Project title

Uncovering Early Modern Women Mapmakers in Amsterdam: A Re-Evaluation of Archival Records and Broader Contextualization

Project description

Forget the stereotype that women cannot read maps. In early modern Amsterdam, a surprising number of women were professionally involved in making and publishing them. Yet the history of cartography has been slow to recognise this, and some researchers still struggle to imagine that women could have played a meaningful role in the construction, printing, and distribution of maps.
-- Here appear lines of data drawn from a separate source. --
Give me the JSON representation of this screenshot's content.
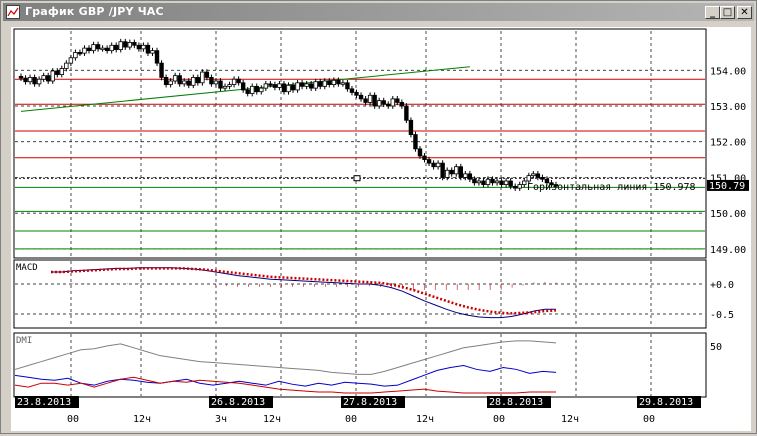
{
  "window": {
    "title": "График GBP /JPY ЧАС",
    "buttons": {
      "minimize": "_",
      "maximize": "□",
      "close": "✕"
    }
  },
  "colors": {
    "candle": "#000000",
    "resistance": "#cc0000",
    "support": "#008000",
    "trendline": "#008000",
    "macd_signal": "#cc0000",
    "macd_line": "#000080",
    "dmi_adx": "#808080",
    "dmi_plus": "#0000cc",
    "dmi_minus": "#cc0000",
    "date_label_bg": "#000000"
  },
  "price_panel": {
    "current_price": "150.79",
    "horizontal_line_label": "Горизонтальная линия  150.978",
    "y_ticks": [
      "154.00",
      "153.00",
      "152.00",
      "151.00",
      "150.00",
      "149.00"
    ]
  },
  "macd_panel": {
    "label": "MACD",
    "y_ticks": [
      "+0.0",
      "-0.5"
    ]
  },
  "dmi_panel": {
    "label": "DMI",
    "y_ticks": [
      "50"
    ]
  },
  "x_axis": {
    "dates": [
      "23.8.2013",
      "26.8.2013",
      "27.8.2013",
      "28.8.2013",
      "29.8.2013"
    ],
    "hours": [
      "00",
      "12ч",
      "3ч",
      "12ч",
      "00",
      "12ч",
      "00",
      "12ч",
      "00"
    ]
  },
  "chart_data": {
    "type": "candlestick",
    "instrument": "GBP/JPY",
    "timeframe": "H1",
    "ylim": [
      148.8,
      155.1
    ],
    "resistance_levels": [
      153.75,
      153.05,
      152.3,
      151.55
    ],
    "support_levels": [
      150.72,
      150.05,
      149.5,
      149.0
    ],
    "horizontal_line": 150.978,
    "trendline": {
      "from": {
        "t": 0,
        "v": 152.85
      },
      "to": {
        "t": 99,
        "v": 154.1
      }
    },
    "candles_close": [
      153.78,
      153.68,
      153.8,
      153.62,
      153.75,
      153.85,
      153.7,
      153.98,
      153.88,
      154.05,
      154.2,
      154.35,
      154.5,
      154.48,
      154.62,
      154.55,
      154.72,
      154.6,
      154.62,
      154.55,
      154.7,
      154.58,
      154.8,
      154.65,
      154.78,
      154.7,
      154.6,
      154.7,
      154.48,
      154.55,
      154.2,
      153.8,
      153.6,
      153.7,
      153.85,
      153.62,
      153.7,
      153.58,
      153.8,
      153.65,
      153.95,
      153.8,
      153.62,
      153.7,
      153.5,
      153.55,
      153.6,
      153.75,
      153.65,
      153.45,
      153.35,
      153.55,
      153.4,
      153.5,
      153.62,
      153.6,
      153.52,
      153.62,
      153.4,
      153.58,
      153.45,
      153.65,
      153.55,
      153.62,
      153.5,
      153.68,
      153.55,
      153.7,
      153.6,
      153.72,
      153.62,
      153.65,
      153.48,
      153.38,
      153.3,
      153.2,
      153.1,
      153.3,
      153.0,
      153.15,
      153.05,
      153.0,
      153.2,
      153.1,
      153.0,
      152.6,
      152.2,
      151.8,
      151.6,
      151.5,
      151.4,
      151.3,
      151.4,
      151.0,
      151.2,
      151.1,
      151.3,
      151.0,
      151.1,
      150.95,
      150.85,
      150.9,
      150.8,
      150.95,
      150.85,
      150.9,
      150.8,
      150.9,
      150.75,
      150.7,
      150.8,
      150.9,
      151.05,
      151.1,
      151.0,
      150.95,
      150.85,
      150.8,
      150.79
    ],
    "macd_ylim": [
      -0.7,
      0.35
    ],
    "macd": [
      0.2,
      0.2,
      0.22,
      0.23,
      0.24,
      0.25,
      0.26,
      0.26,
      0.27,
      0.27,
      0.27,
      0.27,
      0.26,
      0.25,
      0.23,
      0.2,
      0.17,
      0.14,
      0.12,
      0.1,
      0.08,
      0.07,
      0.06,
      0.05,
      0.04,
      0.03,
      0.02,
      0.01,
      0.0,
      0.0,
      -0.02,
      -0.06,
      -0.12,
      -0.2,
      -0.28,
      -0.35,
      -0.42,
      -0.48,
      -0.52,
      -0.55,
      -0.56,
      -0.56,
      -0.54,
      -0.5,
      -0.45,
      -0.42,
      -0.42
    ],
    "macd_signal": [
      0.2,
      0.2,
      0.21,
      0.22,
      0.23,
      0.24,
      0.25,
      0.25,
      0.26,
      0.26,
      0.26,
      0.26,
      0.26,
      0.25,
      0.24,
      0.22,
      0.2,
      0.18,
      0.16,
      0.14,
      0.12,
      0.11,
      0.1,
      0.09,
      0.08,
      0.07,
      0.06,
      0.05,
      0.04,
      0.03,
      0.02,
      -0.01,
      -0.05,
      -0.1,
      -0.16,
      -0.22,
      -0.28,
      -0.34,
      -0.39,
      -0.43,
      -0.46,
      -0.48,
      -0.49,
      -0.48,
      -0.47,
      -0.45,
      -0.44
    ],
    "dmi_ylim": [
      0,
      60
    ],
    "dmi_adx": [
      26,
      30,
      34,
      38,
      42,
      46,
      47,
      50,
      52,
      48,
      44,
      40,
      38,
      36,
      34,
      33,
      32,
      31,
      30,
      29,
      28,
      27,
      26,
      25,
      23,
      22,
      21,
      21,
      24,
      28,
      32,
      36,
      40,
      44,
      48,
      50,
      52,
      54,
      55,
      55,
      54,
      53
    ],
    "dmi_plus": [
      20,
      18,
      16,
      15,
      17,
      12,
      10,
      14,
      16,
      15,
      13,
      12,
      14,
      16,
      12,
      10,
      12,
      14,
      12,
      10,
      14,
      11,
      9,
      12,
      10,
      13,
      12,
      11,
      9,
      10,
      15,
      20,
      25,
      28,
      30,
      26,
      24,
      28,
      26,
      22,
      24,
      23
    ],
    "dmi_minus": [
      10,
      8,
      12,
      12,
      10,
      12,
      8,
      12,
      16,
      18,
      15,
      12,
      14,
      13,
      15,
      14,
      13,
      12,
      10,
      8,
      6,
      5,
      4,
      3,
      3,
      2,
      2,
      2,
      3,
      4,
      5,
      6,
      4,
      3,
      2,
      2,
      2,
      2,
      2,
      3,
      3,
      3
    ]
  }
}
Margriet Hoogvliet has identified 51 women who were active as mapmakers in Amsterdam between around 1580 and 1800. In this project, she re-evaluates the archival records documenting these women and places her findings within the broader European context of women’s economic and intellectual agency as artisans and printers. She also scrutinises the maps and atlases themselves to assess these women’s professional skills, scientific knowledge, and entrepreneurial spirit. The project sets out to transform the historiography of early modern Dutch cartography — a field that has long, and wrongly, been treated as an exclusively male profession.

Selected publications

  • Margriet Hoogvliet, Review of: Representing the Life and Legacy of Renée de France: From Fille de France to Dowager Duchess. Kelly Digby Peebles and Gabriella Scarlatta, eds. Queenship and Power. London: Palgrave Macmillan, Renaissance Quarterly 76 (2023) p. 1532-1534.
  • Margriet Hoogvliet and David Rivaud, “Tours around 1500: Deep Mapping Scribes, Booksellers, and Printers”, special edition of Peregrinations: Journal of Medieval Art and Architecture 7/4 (2021): 73-120; online: https://digital.kenyon.edu/perejournal/vol7/iss4/6
  • Margriet Hoogvliet, “The Mystery of the Makers. Did Nuns Make the Ebstorf Map?”, Mercator’s World 1/6 (1996), pp. 16-21.